It Took Just 1 Sentence for Jeff Bezos to Show Why the National Enquirer Blackmail Scandal is a Bigger Danger for Amazon Than People Want to Admit
He acknowledged it with just 33 key words in his 2,200-word Medium post. People need to read it.
PHOTO CREDIT: Getty Images
By now, the entire world knows about the intimate, personal photos that Jeff Bezos apparently sent via text message to his girlfriend, Lauren Sanchez.
And the world knows this because Bezos announced it in a Medium post in which he accused the company that owns the National Enquirer of attempted blackmail and extortion.

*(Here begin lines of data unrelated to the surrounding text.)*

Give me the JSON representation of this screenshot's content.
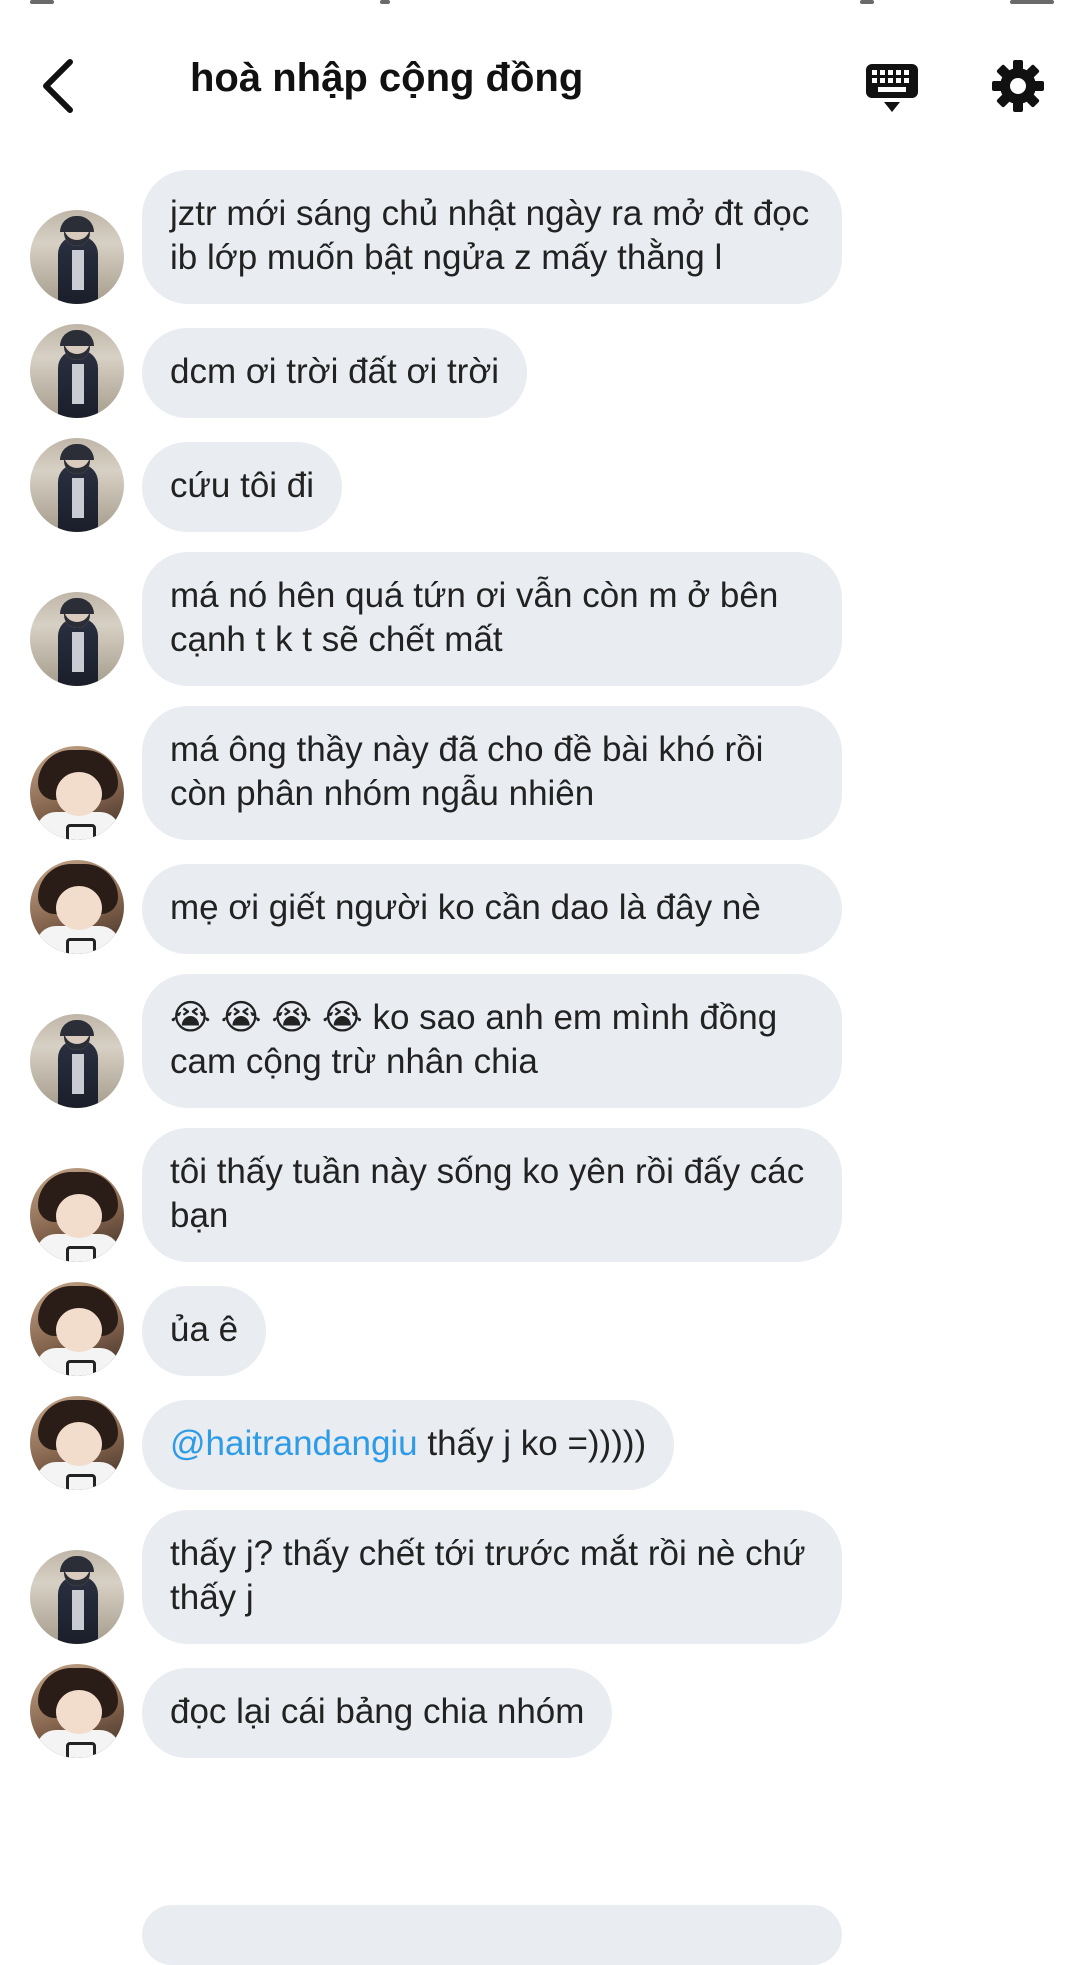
{
  "header": {
    "title": "hoà nhập cộng đồng",
    "back_icon": "chevron-left-icon",
    "keyboard_icon": "keyboard-icon",
    "settings_icon": "gear-icon"
  },
  "messages": [
    {
      "avatar": "a1",
      "text": "jztr mới sáng chủ nhật ngày ra mở đt đọc ib lớp muốn bật ngửa z mấy thằng l"
    },
    {
      "avatar": "a1",
      "text": "dcm ơi trời đất ơi trời"
    },
    {
      "avatar": "a1",
      "text": "cứu tôi đi"
    },
    {
      "avatar": "a1",
      "text": "má nó hên quá tứn ơi vẫn còn m ở bên cạnh t k t sẽ chết mất"
    },
    {
      "avatar": "a2",
      "text": "má ông thầy này đã cho đề bài khó rồi còn phân nhóm ngẫu nhiên"
    },
    {
      "avatar": "a2",
      "text": "mẹ ơi giết người ko cần dao là đây nè"
    },
    {
      "avatar": "a1",
      "emoji": "😭 😭 😭 😭",
      "text": " ko sao anh em mình đồng cam cộng trừ nhân chia"
    },
    {
      "avatar": "a2",
      "text": "tôi thấy tuần này sống ko yên rồi đấy các bạn"
    },
    {
      "avatar": "a2",
      "text": "ủa ê"
    },
    {
      "avatar": "a2",
      "mention": "@haitrandangiu",
      "text": " thấy j ko =)))))"
    },
    {
      "avatar": "a1",
      "text": "thấy j? thấy chết tới trước mắt rồi nè chứ thấy j"
    },
    {
      "avatar": "a2",
      "text": "đọc lại cái bảng chia nhóm"
    }
  ]
}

In the post itself, Bezos did two super-important things:
- He completely disarmed the National Enquirer and turned the tables on them, by revealing everything he says they threatened to reveal about him -- and using their own words and emails.
- He acknowledged, with one critical sentence, that he understands the real danger that this whole thing presents to Amazon.
To be clear, the danger has nothing to do with Bezos's embarrassment, or damage to his personal reputation, or the damage to his family relationships. The photos at issue are apparently personal, private, and sexual. But honestly, who cares?
They're the back and forth between a 55-year-old man and his 49-year-old girlfriend.
And as for the end of Bezos's marriage to MacKenzie Bezos, well, it's sad -- but that was going to happen anyway. People might laugh a bit or disapprove of him for having an affair. But there's no real danger there.
Instead, the danger is about the challenge this whole thing poses to Amazon.
That's why Bezos included a key passage in his Medium post, describing how he stared the investigation into how the Enquirer obtained his private texts to begin with:
To lead my investigation, I retained Gavin de Becker. I've known Mr. de Becker for twenty years, his expertise in this arena is excellent, and he's one of the smartest and most capable leaders I know.
I asked him to prioritize protecting my time since I have other things I prefer to work on and to proceed with whatever budget he needed to pursue the facts in this matter.
That last sentence -- those last 33 words -- are the real important news here.
Ask any successful person what they think the most valuable resource in the world is, and they won't tell you it's money. It's time.
In this case, it's time that Bezos is dedicating to fighting with the Enquirer, or figuring out whether a government entity was involved with hacking his texts, or whether the whole thing is just juicy gossip "journalism" or part of a bigger feud with the president of the United States.
Every hour, every second Bezos spends on that is time he isn't spending on the gargantuan company he built from nothing.
Of course, he protests a bit too much with that line. This is the only Medium post I think he's ever written. It runs about 2,200 words -- nearly four times as long as this article.
He has only 186 tweets on his Twitter profile; one of them is about this scandal. He writes an annual letter to shareholders, and I'm sure has written op-eds before. But how often otherwise does he take the time to write?
He is distracted -- clearly. And not just by this ridiculous scandal, but by having the specter of perhaps the biggest, messiest divorce in American history hanging over his head.
For Bezos, it's not only of a spousal relationship but the start of an era in which he owns only half of his stake in Amazon, half of his stake in Blue Origin, half of his stake in The Washington Post.
The problem is, as Bezos well knows, he cannot afford to give only half the attention that his business leadership roles require. That's the real danger that he, and everyone who cares about Amazon, needs to keep in check.